= Ameer Ismail =

Sri Lankan judge

Ameer Ismail is a retired judge of the Supreme Court of Sri Lanka and a former chairman of the Commission to Investigate Allegations of Bribery or Corruption, Sri Lanka.

==Education==
Ismail was educated at Wesley College, Colombo, Sri Lanka.

He obtained the Bachelor of Laws degree from the University of Ceylon in 1967 and then passed out as an advocate from the Sri Lanka Law College.
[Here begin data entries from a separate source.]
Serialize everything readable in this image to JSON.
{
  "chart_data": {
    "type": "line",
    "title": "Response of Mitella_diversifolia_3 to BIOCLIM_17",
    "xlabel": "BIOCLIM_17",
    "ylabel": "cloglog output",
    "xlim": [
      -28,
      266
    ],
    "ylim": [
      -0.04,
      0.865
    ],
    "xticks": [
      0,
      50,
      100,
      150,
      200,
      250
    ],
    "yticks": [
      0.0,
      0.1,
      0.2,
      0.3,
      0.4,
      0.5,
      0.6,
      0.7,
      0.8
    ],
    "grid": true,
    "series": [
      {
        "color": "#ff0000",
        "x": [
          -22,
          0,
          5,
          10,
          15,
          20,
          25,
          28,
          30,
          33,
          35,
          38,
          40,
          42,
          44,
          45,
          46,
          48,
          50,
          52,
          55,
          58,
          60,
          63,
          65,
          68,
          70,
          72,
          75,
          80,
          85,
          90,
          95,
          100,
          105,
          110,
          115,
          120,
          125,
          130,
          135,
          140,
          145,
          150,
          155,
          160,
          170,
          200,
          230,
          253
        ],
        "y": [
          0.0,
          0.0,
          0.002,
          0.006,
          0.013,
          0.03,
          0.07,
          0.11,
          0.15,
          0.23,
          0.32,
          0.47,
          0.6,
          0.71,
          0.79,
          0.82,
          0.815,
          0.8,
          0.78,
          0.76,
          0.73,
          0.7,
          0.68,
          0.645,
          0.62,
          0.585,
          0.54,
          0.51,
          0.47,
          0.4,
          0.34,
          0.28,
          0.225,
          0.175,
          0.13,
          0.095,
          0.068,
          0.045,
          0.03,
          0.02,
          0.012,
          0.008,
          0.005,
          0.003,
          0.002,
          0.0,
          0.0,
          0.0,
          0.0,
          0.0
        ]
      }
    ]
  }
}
He was enrolled and admitted as an advocate of the Supreme Court of Sri Lanka in 1969.

Ismail has obtained a diploma in international air law from the Utrecht University, Netherlands in 1983. He has followed a course in 1998, in Dispute Resolution organized by the Institute for the Study and Development of Legal Systems in the University of California, Berkeley.

==Career==
He joined the Attorney-General's Department as a Crown Counsel in 1971 after a brief period of practice in the unofficial bar. He served the department for a period of 12 years as a state counsel and as a senior state counsel.
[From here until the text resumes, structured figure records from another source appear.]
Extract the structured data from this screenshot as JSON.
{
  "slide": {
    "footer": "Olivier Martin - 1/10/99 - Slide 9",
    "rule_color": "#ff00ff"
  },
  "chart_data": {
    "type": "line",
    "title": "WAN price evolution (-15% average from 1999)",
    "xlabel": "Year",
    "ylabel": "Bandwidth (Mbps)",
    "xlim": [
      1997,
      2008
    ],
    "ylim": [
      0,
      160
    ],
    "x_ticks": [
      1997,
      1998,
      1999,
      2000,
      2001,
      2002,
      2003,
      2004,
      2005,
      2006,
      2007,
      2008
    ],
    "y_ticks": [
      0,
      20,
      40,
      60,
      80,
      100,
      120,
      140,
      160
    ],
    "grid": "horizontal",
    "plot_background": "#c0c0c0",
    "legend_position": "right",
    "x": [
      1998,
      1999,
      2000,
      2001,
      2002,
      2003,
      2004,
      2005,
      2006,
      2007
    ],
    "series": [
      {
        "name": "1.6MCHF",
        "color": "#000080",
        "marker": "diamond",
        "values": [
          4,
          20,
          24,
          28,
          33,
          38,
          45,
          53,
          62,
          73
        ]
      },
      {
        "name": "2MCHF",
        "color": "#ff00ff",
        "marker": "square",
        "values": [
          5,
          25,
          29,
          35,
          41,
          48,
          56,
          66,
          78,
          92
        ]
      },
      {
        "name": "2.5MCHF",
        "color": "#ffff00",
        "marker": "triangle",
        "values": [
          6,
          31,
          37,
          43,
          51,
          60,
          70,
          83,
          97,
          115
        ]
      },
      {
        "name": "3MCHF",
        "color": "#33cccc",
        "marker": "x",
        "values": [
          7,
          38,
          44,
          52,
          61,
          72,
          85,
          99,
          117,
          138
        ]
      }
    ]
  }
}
He was absorbed into the judiciary in 1983 as a High Court judge. After serving in various stations as a judge of the High Court exercising original jurisdiction, he was promoted as a judge of the Court of Appeal in 1990. He became the president of the Court of Appeal in 1998.

He was then elevated as a judge of the Supreme Court of Sri Lanka in 1999. During his tenure as a Supreme Court judge, he served as a member of the Judicial Service Commission. He was also appointed a member of the Council of Legal Education. He retired as a Supreme Court judge in 2002.

Ismail was appointed as the chairman of the Commission to Investigate Allegations of Bribery or Corruption by Her Excellency the President on the recommendation of the Constitutional Council in March 2005 for a period of five years ending March 2010.